Walmart Health's last 60 days: 10 updates

Here are 10 updates on Walmart Healthcare that have been reported by Becker's since Oct. 3:

  1. As of Nov. 7, Walmart Health is seeking an Epic revenue cycle analyst. 

 

  1. Cheryl Pegus, MD, Walmart's executive vice president of health and wellness, is departing the retailer after about two years for a managing director role with JPMorgan's healthcare arm. Dr. Pegus will remain a senior adviser to Walmart, although no successor has been named for her role.

 

  1. Walmart has reached a possible $3.1 billion opioid settlement with state and local governments, pending the approval by 43 states by Dec. 15. The company's proposal came in the wake of lawsuits alleging that the company's pharmacies improperly filled prescriptions for painkillers.

 

  1. Walmart Health plans to open 16 health centers in Florida. The new facilities will be located beside Walmart Supercenters and will provide a range of healthcare services for patients seven days a week.
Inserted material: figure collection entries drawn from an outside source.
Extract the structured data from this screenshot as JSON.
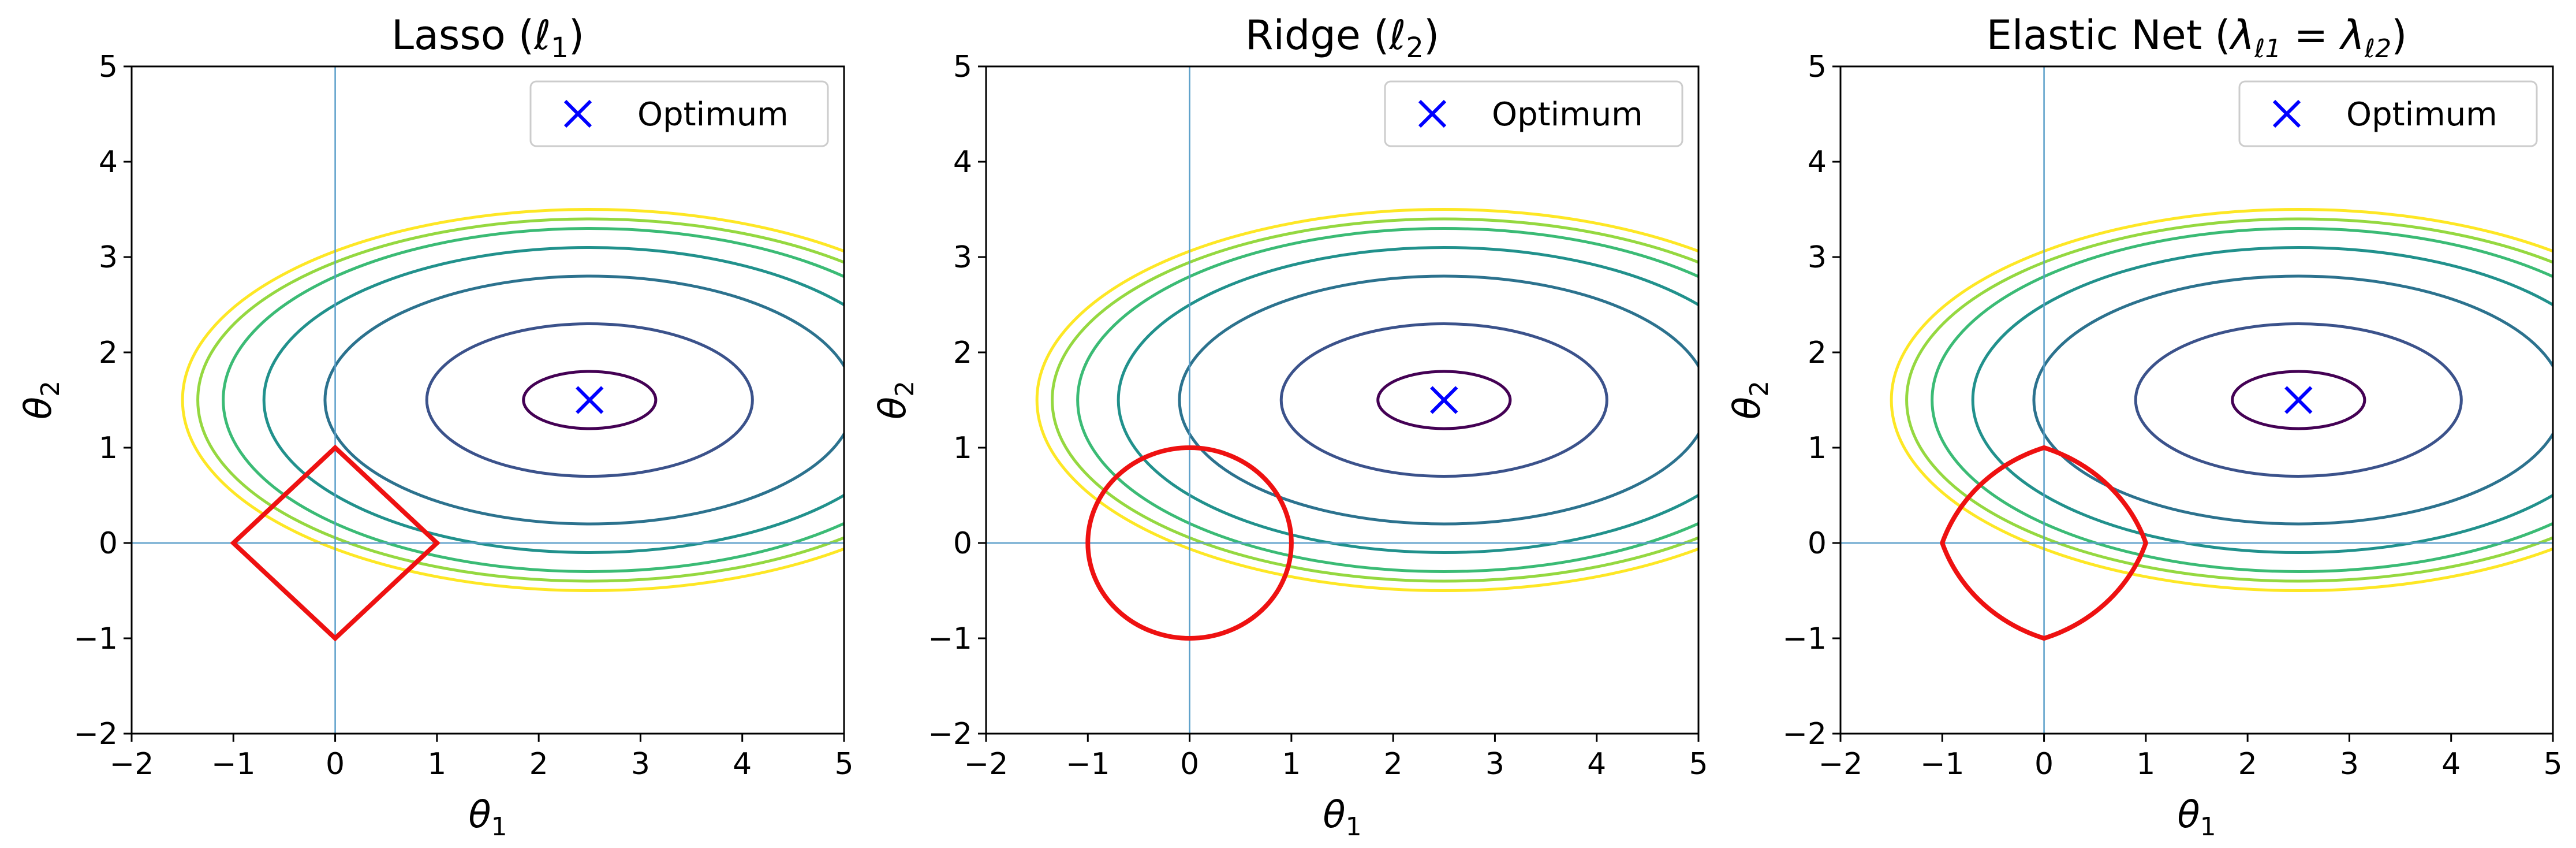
{
  "chart_data": [
    {
      "type": "contour",
      "title": "Lasso (ℓ1)",
      "title_parts": {
        "text": "Lasso (",
        "symbol": "ℓ",
        "sub": "1",
        "close": ")"
      },
      "xlabel": {
        "symbol": "θ",
        "sub": "1"
      },
      "ylabel": {
        "symbol": "θ",
        "sub": "2"
      },
      "xlim": [
        -2,
        5
      ],
      "ylim": [
        -2,
        5
      ],
      "xticks": [
        "−2",
        "−1",
        "0",
        "1",
        "2",
        "3",
        "4",
        "5"
      ],
      "yticks": [
        "−2",
        "−1",
        "0",
        "1",
        "2",
        "3",
        "4",
        "5"
      ],
      "legend": {
        "label": "Optimum",
        "position": "top-right",
        "marker": "x",
        "color": "#0000ff"
      },
      "optimum": [
        2.5,
        1.5
      ],
      "constraint": {
        "kind": "l1",
        "radius": 1,
        "color": "#ee1111"
      },
      "contours": {
        "center": [
          2.5,
          1.5
        ],
        "semi_axes": [
          [
            0.65,
            0.3
          ],
          [
            1.6,
            0.8
          ],
          [
            2.6,
            1.3
          ],
          [
            3.2,
            1.6
          ],
          [
            3.6,
            1.8
          ],
          [
            3.85,
            1.9
          ],
          [
            4.0,
            2.0
          ]
        ],
        "colors": [
          "#440154",
          "#3b528b",
          "#2c728e",
          "#21918c",
          "#3bbb75",
          "#95d840",
          "#fde725"
        ]
      },
      "crosshair_color": "#5a9ec9"
    },
    {
      "type": "contour",
      "title": "Ridge (ℓ2)",
      "title_parts": {
        "text": "Ridge (",
        "symbol": "ℓ",
        "sub": "2",
        "close": ")"
      },
      "xlabel": {
        "symbol": "θ",
        "sub": "1"
      },
      "ylabel": {
        "symbol": "θ",
        "sub": "2"
      },
      "xlim": [
        -2,
        5
      ],
      "ylim": [
        -2,
        5
      ],
      "xticks": [
        "−2",
        "−1",
        "0",
        "1",
        "2",
        "3",
        "4",
        "5"
      ],
      "yticks": [
        "−2",
        "−1",
        "0",
        "1",
        "2",
        "3",
        "4",
        "5"
      ],
      "legend": {
        "label": "Optimum",
        "position": "top-right",
        "marker": "x",
        "color": "#0000ff"
      },
      "optimum": [
        2.5,
        1.5
      ],
      "constraint": {
        "kind": "l2",
        "radius": 1,
        "color": "#ee1111"
      },
      "contours": {
        "center": [
          2.5,
          1.5
        ],
        "semi_axes": [
          [
            0.65,
            0.3
          ],
          [
            1.6,
            0.8
          ],
          [
            2.6,
            1.3
          ],
          [
            3.2,
            1.6
          ],
          [
            3.6,
            1.8
          ],
          [
            3.85,
            1.9
          ],
          [
            4.0,
            2.0
          ]
        ],
        "colors": [
          "#440154",
          "#3b528b",
          "#2c728e",
          "#21918c",
          "#3bbb75",
          "#95d840",
          "#fde725"
        ]
      },
      "crosshair_color": "#5a9ec9"
    },
    {
      "type": "contour",
      "title": "Elastic Net (λℓ1 = λℓ2)",
      "title_parts": {
        "text": "Elastic Net (",
        "symbol": "λ",
        "sub": "ℓ1",
        "eq": " = ",
        "symbol2": "λ",
        "sub2": "ℓ2",
        "close": ")"
      },
      "xlabel": {
        "symbol": "θ",
        "sub": "1"
      },
      "ylabel": {
        "symbol": "θ",
        "sub": "2"
      },
      "xlim": [
        -2,
        5
      ],
      "ylim": [
        -2,
        5
      ],
      "xticks": [
        "−2",
        "−1",
        "0",
        "1",
        "2",
        "3",
        "4",
        "5"
      ],
      "yticks": [
        "−2",
        "−1",
        "0",
        "1",
        "2",
        "3",
        "4",
        "5"
      ],
      "legend": {
        "label": "Optimum",
        "position": "top-right",
        "marker": "x",
        "color": "#0000ff"
      },
      "optimum": [
        2.5,
        1.5
      ],
      "constraint": {
        "kind": "elastic",
        "radius": 1,
        "color": "#ee1111"
      },
      "contours": {
        "center": [
          2.5,
          1.5
        ],
        "semi_axes": [
          [
            0.65,
            0.3
          ],
          [
            1.6,
            0.8
          ],
          [
            2.6,
            1.3
          ],
          [
            3.2,
            1.6
          ],
          [
            3.6,
            1.8
          ],
          [
            3.85,
            1.9
          ],
          [
            4.0,
            2.0
          ]
        ],
        "colors": [
          "#440154",
          "#3b528b",
          "#2c728e",
          "#21918c",
          "#3bbb75",
          "#95d840",
          "#fde725"
        ]
      },
      "crosshair_color": "#5a9ec9"
    }
  ]
}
Locations will span the metropolitan areas of Jacksonville, Orlando and Tampa and are expected to open in 2023.

 

  1. Claude Pirtle, MD, the former chief medical information officer of Jackson-based West Tennessee Healthcare, took on the role of Walmart Health & Wellness' inaugural chief medical informatics officer Oct. 10.

 

  1. A deal between Optum and Walmart will provide value-based care to patients at Walmart's clinics. Starting in 2023, Optum will jointly develop 15 Walmart health clinics in Florida and Georgia. 

 

  1. Walmart began selling over-the-counter hearing aids Oct. 17, about three months after President Joe Biden signed an executive order telling HHS to speed up the years-in-the-making promise. The company said the devices would be priced between $199 and $999 per pair.

 

  1. The Walmart Healthcare Research Institute launched Oct. 11. It will initially focus on inclusion in clinical studies on treatments for chronic conditions and treatments that should include members from underrepresented populations, including older adults, rural residents, women and minority populations. 

 

  1. Three months after the Supreme Court overturned Roe v. Wade, Walmart stopped requiring North Carolina pharmacy workers to confirm misoprostol was not intended for an abortion. Walmart told Becker's it reversed the policy after the North Carolina Board of Pharmacy clarified that the state law does not apply to pharmacists.

 

  1. On Sept. 29, an appeals court reversed a lower court's dismissal of lawsuits filed against CVS and Walmart, which accused the retail pharmacy chains of selling homeopathic products that have no clinical benefit next to drugs that do work. The court ruled that "through their product placement practices, Walmart and CVS misled consumers into believing that homeopathic products are equivalent alternatives to FDA-approved over-the-counter drugs." A Walmart spokesperson said the company may appeal the decision.